Highlights from the proposed law include:

* making it easier for the ADF to be called out where there is a threat to any ‘designated infrastructure’ - whether that threat is terrorist threat or not.
* expanded ‘shoot-to-kill’ powers so that civilians can now be shot for the protection of property from ‘damage or disruption.’ The so-called ‘shoot-to-kill’ powers come from the fact that once the ADF is deployed, it may shoot civilians in order to kill them.
* soldiers are given immunity from state criminal law and a ‘following orders’ defence is provided.
* the Prime Minister alone may authorise troops to be called out where a ‘sudden and extraordinary emergency exists.’
* individual soldiers will be given the power to police civilians, including tasks such as requiring people to answer questions or produce documents.
* need to notify the public that troops have been called out by broadcasting or publishing the call out has been removed.
* soldiers may operate anonymously – any requirement that troops had to wear identification, typically a surname, has been removed.

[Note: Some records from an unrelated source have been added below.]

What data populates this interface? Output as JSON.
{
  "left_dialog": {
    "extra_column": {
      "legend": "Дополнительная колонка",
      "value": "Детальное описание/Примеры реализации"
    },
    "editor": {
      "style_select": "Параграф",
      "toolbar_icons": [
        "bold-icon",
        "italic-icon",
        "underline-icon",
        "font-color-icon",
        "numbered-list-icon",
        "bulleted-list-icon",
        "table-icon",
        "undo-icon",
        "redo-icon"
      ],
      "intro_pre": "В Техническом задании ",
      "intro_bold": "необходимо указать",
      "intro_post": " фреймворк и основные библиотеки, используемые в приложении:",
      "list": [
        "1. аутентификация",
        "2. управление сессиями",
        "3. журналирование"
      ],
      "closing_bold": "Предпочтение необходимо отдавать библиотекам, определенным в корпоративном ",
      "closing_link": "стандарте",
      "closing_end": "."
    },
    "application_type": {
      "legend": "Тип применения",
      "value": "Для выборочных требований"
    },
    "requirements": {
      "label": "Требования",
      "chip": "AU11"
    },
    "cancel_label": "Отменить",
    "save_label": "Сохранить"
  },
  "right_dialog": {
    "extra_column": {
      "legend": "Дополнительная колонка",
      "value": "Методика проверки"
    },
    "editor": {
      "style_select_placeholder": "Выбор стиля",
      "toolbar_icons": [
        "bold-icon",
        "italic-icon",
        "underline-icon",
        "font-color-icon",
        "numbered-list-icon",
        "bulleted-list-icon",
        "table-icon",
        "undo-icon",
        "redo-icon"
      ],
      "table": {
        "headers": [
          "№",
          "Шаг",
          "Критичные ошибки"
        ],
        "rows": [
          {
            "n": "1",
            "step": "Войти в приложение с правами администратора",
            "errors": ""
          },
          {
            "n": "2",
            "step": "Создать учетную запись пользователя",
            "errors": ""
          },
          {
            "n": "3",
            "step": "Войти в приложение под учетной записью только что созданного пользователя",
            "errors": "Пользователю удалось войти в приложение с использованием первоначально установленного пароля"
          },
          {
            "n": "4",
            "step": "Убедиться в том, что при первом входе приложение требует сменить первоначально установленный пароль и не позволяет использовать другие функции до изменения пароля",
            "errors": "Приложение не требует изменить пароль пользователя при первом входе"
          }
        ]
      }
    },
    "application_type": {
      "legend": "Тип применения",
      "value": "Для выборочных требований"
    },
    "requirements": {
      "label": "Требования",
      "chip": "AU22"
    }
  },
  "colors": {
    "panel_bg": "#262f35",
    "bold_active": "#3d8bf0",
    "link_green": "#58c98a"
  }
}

Under the amended legislation, the federal government may use the ADF to protect ‘Commonwealth interests,’ even if the State or Territory concerned opposes it. The Prime Minister, Defence Minister, or the Attorney-General may advise the Governor-General, who is formally the Commander-in-Chief of the Armed Forces, to call out troops to deal with ‘domestic violence’ - as vague as that phrase is.

Many of the powers given to the ADF in these situations are wider than police powers.

Furthermore, the ADF may

* shoot fleeing civilians evading detention (something not available to the ordinary police).
* may detain people without arresting them (something in practice used by the police, but they do not generally have the specific legal power to do so).
* search premises and people and vehicles without warrants (thus avoiding judicial scrutiny),

One area of particular concern is the failure of the proposed laws to require that the public release Army Manuals in relation to ADF rules of engagement with civilians. One submission to the parliamentary committee reviewing the laws has pointed out that Greens Senator Bob Brown has read out extracts from the Australian Army Manual of Land Warfare, which was produced in 1983 and was linked to the press in 1993.

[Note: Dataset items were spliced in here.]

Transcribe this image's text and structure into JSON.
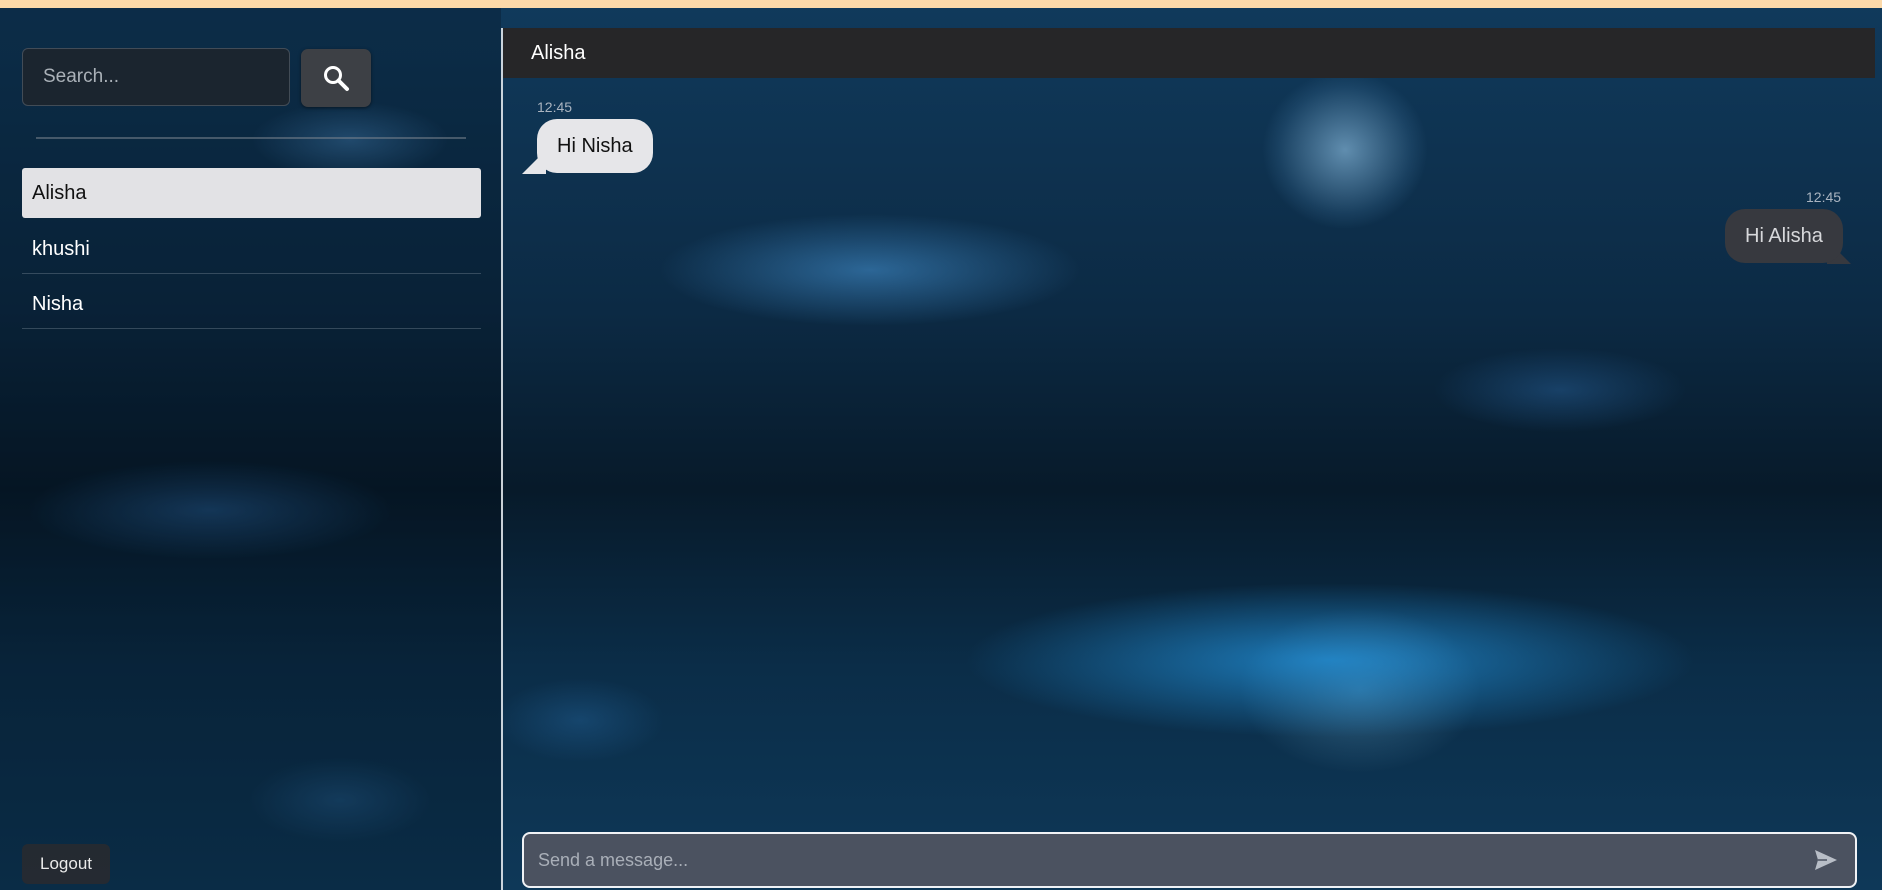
{
  "sidebar": {
    "search": {
      "placeholder": "Search...",
      "value": ""
    },
    "search_button_icon": "search-icon",
    "contacts": [
      {
        "name": "Alisha",
        "active": true
      },
      {
        "name": "khushi",
        "active": false
      },
      {
        "name": "Nisha",
        "active": false
      }
    ],
    "logout_label": "Logout"
  },
  "chat": {
    "title": "Alisha",
    "messages": [
      {
        "direction": "incoming",
        "time": "12:45",
        "text": "Hi Nisha"
      },
      {
        "direction": "outgoing",
        "time": "12:45",
        "text": "Hi Alisha"
      }
    ],
    "composer": {
      "placeholder": "Send a message...",
      "value": "",
      "send_icon": "send-icon"
    }
  },
  "colors": {
    "top_strip": "#fcd9a9",
    "header_bg": "#262628",
    "active_contact_bg": "#e2e2e5",
    "incoming_bubble": "#e6e6e9",
    "outgoing_bubble": "#37393f",
    "composer_bg": "#4b5260"
  }
}
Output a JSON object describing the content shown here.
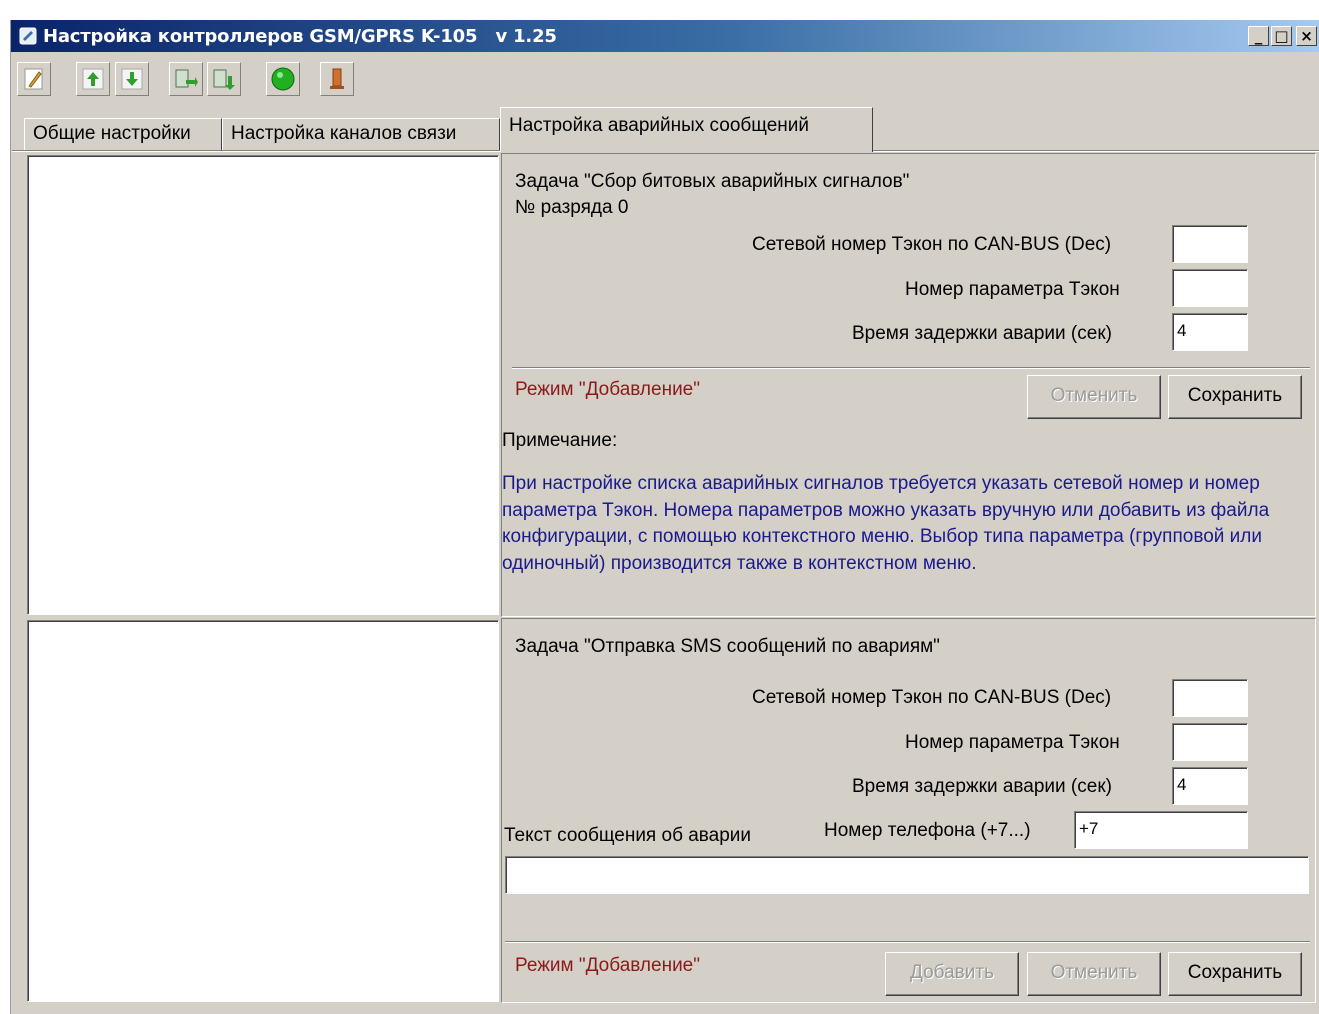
{
  "window": {
    "title": "Настройка контроллеров GSM/GPRS K-105   v 1.25",
    "minimize": "_",
    "maximize": "□",
    "close": "×"
  },
  "toolbar": {
    "buttons": [
      "edit-icon",
      "move-up-icon",
      "move-down-icon",
      "import-icon",
      "export-icon",
      "connect-icon",
      "stop-icon"
    ]
  },
  "tabs": {
    "general": "Общие настройки",
    "channels": "Настройка каналов связи",
    "alarms": "Настройка аварийных сообщений"
  },
  "section1": {
    "task": "Задача \"Сбор битовых аварийных сигналов\"",
    "bit": "№ разряда 0",
    "net_label": "Сетевой номер Тэкон по CAN-BUS  (Dec)",
    "net_value": "",
    "param_label": "Номер параметра Тэкон",
    "param_value": "",
    "delay_label": "Время задержки аварии (сек)",
    "delay_value": "4",
    "mode": "Режим \"Добавление\"",
    "cancel": "Отменить",
    "save": "Сохранить",
    "note_title": "Примечание:",
    "note_text": "При настройке списка аварийных сигналов требуется указать сетевой номер и номер параметра Тэкон. Номера параметров можно указать вручную или добавить из файла конфигурации, с помощью контекстного меню. Выбор типа параметра (групповой или одиночный) производится также в контекстном меню."
  },
  "section2": {
    "task": "Задача \"Отправка SMS сообщений по авариям\"",
    "net_label": "Сетевой номер Тэкон по CAN-BUS  (Dec)",
    "net_value": "",
    "param_label": "Номер параметра Тэкон",
    "param_value": "",
    "delay_label": "Время задержки аварии (сек)",
    "delay_value": "4",
    "msg_label": "Текст сообщения об аварии",
    "phone_label": "Номер телефона (+7...)",
    "phone_value": "+7",
    "msg_value": "",
    "mode": "Режим \"Добавление\"",
    "add": "Добавить",
    "cancel": "Отменить",
    "save": "Сохранить"
  }
}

Even at this early time (1983), the role of the ADF seemed unnecessarily politicised. The 1983 Manual said that ‘civil disobedience, mass violence and terrorism have become common methods of dissent throughout the world in recent years’ and the Manual further spoke of the use of detention centres and the need to open fire on ‘unlawful assemblies.’

It is worrying, of course, that the words ‘terrorism’ and ‘civil disobedience’ are in the same sentence – almost giving equal weight to both.

Senators Brown’s reference to s543 of the Manual, instructs military personnel to adopt courses of conduct which seems designed to cover up the killing or wounding of ‘dissidents’.

S543 of the Manual says in part:

“Dead and wounded dissidents, if identifiable, must be removed immediately by the police ... When being reported, dissident and own casualties are categorised merely as dead or wounded. To inhibit propaganda exploitation by the dissidents the cause of the casualties (for example, ‘shot’) is not reported. A follow-up operation should be carried out to maintain the momentum of the dispersing crowd.”

In the absence of current and future copies of the Manual being made public, one can only assume that the widest rules of engagement have been given to the ADF to fire on demonstrators given the immediate social and political environment that has been produced by the ‘war on terrorism.’

Conclusion

The passage of the Defence Legislation Amendment (Aid to Civilian Authorities) Bill 2005 seems almost guaranteed - given the political position of the Labor opposition in supporting the government on almost all issues involving ‘national security.’ At the time of writing, the December 16 Australian reports on revived discussion about the practicalities of a National Identification card for Australians. New laws, new restrictions, human rights taken away, are certain to occur throughout 2006.

The text of the proposed law, the Defence Legislation Amendment (Aid to Civilian Authorities) Bill 2005, and relevant documents can be found at the official Parliamentary website.